No podía dejar de mirarla porque ya nunca se conformaría con algo menos que aquello.
– Creí que iba a volverme loco, siendo tan feliz contigo pero no pudiéndome sacar de encima el dolor por la muerte de mi madre, lo que yo entendía como el desprecio de mi padre. Tratando de conservar la cabeza, comiendo, bebiendo, trabajando, pensando en el futuro que no podré compartir con ella… en la boda a la que no asistirá o los nietos que no conocerá… – murmuró.
– ¿Crees en la vida después de la muerte, Charles?
– ¿En Dios?
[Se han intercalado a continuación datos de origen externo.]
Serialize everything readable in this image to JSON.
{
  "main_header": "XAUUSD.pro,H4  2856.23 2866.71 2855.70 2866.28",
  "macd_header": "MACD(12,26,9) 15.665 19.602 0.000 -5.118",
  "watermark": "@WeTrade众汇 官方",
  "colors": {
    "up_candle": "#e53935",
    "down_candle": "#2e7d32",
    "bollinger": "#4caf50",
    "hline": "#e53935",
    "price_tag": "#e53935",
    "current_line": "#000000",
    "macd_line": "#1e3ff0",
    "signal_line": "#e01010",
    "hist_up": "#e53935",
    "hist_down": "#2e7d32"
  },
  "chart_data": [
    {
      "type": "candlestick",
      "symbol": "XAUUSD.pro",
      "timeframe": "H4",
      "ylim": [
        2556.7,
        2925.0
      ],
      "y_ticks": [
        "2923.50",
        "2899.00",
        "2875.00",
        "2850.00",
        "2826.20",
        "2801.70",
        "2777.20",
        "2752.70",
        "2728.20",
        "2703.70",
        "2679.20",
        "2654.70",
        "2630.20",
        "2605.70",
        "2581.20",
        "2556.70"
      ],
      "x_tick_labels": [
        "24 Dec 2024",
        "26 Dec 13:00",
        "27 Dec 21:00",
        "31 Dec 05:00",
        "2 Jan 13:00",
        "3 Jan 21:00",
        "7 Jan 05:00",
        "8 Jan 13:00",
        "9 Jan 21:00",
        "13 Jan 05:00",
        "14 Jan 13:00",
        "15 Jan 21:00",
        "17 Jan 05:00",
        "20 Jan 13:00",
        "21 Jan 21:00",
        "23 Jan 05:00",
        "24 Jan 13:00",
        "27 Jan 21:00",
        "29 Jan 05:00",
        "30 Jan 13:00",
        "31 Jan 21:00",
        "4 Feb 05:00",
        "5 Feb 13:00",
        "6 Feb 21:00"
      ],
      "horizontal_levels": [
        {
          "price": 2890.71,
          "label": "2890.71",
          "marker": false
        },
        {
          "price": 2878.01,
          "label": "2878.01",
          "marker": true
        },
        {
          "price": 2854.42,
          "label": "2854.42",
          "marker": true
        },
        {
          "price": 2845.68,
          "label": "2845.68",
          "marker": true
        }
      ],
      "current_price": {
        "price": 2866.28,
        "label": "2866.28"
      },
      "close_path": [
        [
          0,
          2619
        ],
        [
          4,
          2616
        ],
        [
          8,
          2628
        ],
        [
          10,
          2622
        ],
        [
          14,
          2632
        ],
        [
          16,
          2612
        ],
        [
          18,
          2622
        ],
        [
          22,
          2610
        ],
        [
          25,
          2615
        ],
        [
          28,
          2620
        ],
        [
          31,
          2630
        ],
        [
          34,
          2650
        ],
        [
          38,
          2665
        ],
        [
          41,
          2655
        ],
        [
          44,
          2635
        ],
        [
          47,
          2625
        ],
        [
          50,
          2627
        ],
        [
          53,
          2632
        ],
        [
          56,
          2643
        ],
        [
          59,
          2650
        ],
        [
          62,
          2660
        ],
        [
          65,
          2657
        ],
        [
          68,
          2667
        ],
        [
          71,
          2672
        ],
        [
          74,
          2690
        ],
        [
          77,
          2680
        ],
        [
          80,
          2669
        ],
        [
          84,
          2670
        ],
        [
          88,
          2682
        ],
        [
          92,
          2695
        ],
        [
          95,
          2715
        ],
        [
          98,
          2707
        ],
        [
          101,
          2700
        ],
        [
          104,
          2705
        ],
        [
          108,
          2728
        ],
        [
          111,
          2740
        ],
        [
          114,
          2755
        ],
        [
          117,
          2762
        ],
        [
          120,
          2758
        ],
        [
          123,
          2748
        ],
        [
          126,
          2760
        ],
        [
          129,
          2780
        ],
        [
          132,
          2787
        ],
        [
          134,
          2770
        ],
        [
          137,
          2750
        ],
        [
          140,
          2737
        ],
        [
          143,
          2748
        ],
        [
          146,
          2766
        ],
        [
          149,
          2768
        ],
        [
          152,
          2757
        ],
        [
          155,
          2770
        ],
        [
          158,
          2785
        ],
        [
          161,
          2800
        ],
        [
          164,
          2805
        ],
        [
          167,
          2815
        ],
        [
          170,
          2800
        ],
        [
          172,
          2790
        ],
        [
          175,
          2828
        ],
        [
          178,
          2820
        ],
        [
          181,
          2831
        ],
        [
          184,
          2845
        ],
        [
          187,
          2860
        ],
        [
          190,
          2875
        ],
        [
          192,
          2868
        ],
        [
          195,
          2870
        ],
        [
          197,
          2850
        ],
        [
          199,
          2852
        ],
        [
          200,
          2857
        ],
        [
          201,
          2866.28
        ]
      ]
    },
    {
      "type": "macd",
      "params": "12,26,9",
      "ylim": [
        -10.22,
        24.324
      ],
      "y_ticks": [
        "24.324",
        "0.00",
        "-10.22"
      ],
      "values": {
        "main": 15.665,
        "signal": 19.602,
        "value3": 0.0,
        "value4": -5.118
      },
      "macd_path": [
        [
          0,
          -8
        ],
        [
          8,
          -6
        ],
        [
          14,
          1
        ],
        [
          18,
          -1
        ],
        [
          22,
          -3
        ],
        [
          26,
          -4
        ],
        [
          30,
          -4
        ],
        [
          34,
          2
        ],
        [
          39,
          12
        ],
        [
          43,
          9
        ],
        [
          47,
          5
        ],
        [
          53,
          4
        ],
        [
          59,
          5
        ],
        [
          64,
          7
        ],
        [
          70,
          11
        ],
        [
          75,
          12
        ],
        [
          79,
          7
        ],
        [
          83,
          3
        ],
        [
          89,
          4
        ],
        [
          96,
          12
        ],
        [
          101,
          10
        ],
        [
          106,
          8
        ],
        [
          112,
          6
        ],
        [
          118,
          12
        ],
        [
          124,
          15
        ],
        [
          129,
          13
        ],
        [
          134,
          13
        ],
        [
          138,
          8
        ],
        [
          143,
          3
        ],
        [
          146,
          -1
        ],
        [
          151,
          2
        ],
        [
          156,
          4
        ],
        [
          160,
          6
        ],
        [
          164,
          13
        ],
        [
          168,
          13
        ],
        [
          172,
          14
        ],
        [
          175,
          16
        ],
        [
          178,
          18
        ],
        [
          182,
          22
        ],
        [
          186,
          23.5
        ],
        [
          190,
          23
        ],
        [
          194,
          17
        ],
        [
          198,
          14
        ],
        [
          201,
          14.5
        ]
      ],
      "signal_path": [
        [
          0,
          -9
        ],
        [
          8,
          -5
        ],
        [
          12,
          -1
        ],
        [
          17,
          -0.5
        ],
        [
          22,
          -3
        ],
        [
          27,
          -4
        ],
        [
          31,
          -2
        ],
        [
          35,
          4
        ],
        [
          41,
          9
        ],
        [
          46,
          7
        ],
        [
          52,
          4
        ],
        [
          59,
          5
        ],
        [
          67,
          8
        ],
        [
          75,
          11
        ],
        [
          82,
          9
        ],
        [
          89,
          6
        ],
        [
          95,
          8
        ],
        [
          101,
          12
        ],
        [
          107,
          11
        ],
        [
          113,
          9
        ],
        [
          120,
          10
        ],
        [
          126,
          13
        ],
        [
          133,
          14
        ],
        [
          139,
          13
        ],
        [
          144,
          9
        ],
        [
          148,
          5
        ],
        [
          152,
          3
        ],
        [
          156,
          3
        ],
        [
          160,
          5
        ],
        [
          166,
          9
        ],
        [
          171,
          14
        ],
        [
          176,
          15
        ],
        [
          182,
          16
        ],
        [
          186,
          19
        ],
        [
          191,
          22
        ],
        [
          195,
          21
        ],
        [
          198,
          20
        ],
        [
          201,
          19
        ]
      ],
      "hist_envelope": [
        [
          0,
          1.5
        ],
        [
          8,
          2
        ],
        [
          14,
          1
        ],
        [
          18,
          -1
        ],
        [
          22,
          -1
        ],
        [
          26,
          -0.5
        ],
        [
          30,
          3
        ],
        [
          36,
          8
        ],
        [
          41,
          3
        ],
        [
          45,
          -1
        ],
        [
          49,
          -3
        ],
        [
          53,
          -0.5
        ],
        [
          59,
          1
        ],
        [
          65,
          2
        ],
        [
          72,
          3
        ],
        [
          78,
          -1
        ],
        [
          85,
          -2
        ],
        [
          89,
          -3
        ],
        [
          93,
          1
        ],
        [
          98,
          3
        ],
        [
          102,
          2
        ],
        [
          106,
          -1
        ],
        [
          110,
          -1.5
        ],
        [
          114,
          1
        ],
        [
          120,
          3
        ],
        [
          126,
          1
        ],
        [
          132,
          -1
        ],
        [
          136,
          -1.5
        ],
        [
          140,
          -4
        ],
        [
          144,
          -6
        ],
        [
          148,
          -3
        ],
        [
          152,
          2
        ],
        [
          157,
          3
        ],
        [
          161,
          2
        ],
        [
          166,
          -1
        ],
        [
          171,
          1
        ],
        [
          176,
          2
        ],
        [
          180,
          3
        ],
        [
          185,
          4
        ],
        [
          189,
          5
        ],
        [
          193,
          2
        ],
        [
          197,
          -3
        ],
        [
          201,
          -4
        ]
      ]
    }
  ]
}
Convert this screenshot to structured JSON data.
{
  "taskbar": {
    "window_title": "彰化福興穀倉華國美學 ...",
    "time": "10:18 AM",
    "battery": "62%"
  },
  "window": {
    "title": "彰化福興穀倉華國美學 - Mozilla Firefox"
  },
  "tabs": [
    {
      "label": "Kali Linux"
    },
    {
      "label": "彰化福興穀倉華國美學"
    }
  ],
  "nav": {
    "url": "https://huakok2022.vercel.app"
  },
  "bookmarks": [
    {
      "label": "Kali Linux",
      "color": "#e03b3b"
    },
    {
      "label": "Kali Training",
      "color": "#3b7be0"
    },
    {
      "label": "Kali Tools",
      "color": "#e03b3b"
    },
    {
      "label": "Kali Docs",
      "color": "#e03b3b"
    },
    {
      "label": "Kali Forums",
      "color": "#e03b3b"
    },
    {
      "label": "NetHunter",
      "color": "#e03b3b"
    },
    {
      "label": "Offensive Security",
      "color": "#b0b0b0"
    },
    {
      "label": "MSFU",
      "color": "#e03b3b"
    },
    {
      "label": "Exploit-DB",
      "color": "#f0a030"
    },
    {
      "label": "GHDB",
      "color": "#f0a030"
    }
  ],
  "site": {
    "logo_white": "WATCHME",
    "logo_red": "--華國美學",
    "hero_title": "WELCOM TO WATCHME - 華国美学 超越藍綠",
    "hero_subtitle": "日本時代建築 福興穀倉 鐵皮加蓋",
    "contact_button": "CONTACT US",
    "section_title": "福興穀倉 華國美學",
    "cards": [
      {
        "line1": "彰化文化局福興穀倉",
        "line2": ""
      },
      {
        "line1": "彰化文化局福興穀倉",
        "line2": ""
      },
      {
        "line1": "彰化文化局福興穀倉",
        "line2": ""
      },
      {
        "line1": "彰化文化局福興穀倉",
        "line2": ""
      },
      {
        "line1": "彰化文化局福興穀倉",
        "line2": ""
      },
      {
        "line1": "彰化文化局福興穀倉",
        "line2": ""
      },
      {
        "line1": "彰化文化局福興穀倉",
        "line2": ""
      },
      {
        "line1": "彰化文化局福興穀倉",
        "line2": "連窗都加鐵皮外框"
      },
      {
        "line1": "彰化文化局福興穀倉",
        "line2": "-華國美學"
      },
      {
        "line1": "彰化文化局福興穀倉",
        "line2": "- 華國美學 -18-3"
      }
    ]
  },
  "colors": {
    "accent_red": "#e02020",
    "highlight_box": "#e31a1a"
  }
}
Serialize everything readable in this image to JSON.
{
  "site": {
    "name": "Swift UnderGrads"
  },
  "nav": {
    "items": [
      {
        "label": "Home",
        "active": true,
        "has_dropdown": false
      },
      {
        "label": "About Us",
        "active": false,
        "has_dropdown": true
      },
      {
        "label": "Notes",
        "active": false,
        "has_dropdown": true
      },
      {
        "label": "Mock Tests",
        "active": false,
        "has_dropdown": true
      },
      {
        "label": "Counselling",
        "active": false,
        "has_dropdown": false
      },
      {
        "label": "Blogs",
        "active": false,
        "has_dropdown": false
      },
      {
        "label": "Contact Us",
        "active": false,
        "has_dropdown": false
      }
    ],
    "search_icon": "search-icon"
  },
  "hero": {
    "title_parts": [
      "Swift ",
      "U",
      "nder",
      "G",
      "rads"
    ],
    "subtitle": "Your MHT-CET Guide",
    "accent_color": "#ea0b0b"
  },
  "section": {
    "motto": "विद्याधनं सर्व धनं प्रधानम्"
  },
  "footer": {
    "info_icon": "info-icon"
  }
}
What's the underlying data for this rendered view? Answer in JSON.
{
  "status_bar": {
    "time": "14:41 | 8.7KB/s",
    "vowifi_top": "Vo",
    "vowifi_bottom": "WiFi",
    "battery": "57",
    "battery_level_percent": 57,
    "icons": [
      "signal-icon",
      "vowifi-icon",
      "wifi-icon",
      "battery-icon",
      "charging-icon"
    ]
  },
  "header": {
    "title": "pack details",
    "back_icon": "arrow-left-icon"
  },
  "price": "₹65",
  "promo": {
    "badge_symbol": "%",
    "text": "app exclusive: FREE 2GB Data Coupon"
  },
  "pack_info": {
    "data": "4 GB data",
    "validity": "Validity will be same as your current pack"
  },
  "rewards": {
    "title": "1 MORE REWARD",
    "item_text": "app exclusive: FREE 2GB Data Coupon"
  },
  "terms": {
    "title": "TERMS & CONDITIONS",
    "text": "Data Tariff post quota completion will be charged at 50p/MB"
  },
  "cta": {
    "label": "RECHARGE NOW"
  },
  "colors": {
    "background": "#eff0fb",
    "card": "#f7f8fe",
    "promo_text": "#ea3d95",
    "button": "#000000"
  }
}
No lo sé.
– Yo sí creo que hay algo… algún día nos encontraremos aquellas personas que hemos perdido en otro mundo… uno mejor que este.
– Suena demasiado fácil.
– Puede, pero es importante tener fe aunque a veces nos corroa la duda. Una vez escuché que hay pueblos sin ejércitos y sin murallas pero ninguno sin Dios.
Charles sonrió un poco pese a su tono triste, con la mirada vidriosa del color del café oscuro.
Al fin y al cabo no importaba qué fe hubiera crecido amando cada cual, sino las buenas personas. Su madre era una ferviente anglicana pero habría dicho exactamente lo mismo que Fiona en un momento así, y no era un secreto que Fi había crecido influenciada por una ferviente católica como su abuela.
– Me gustaría que hubiera algún tipo de eternidad, pero ¿a quién no?, sino, no seríamos humanos.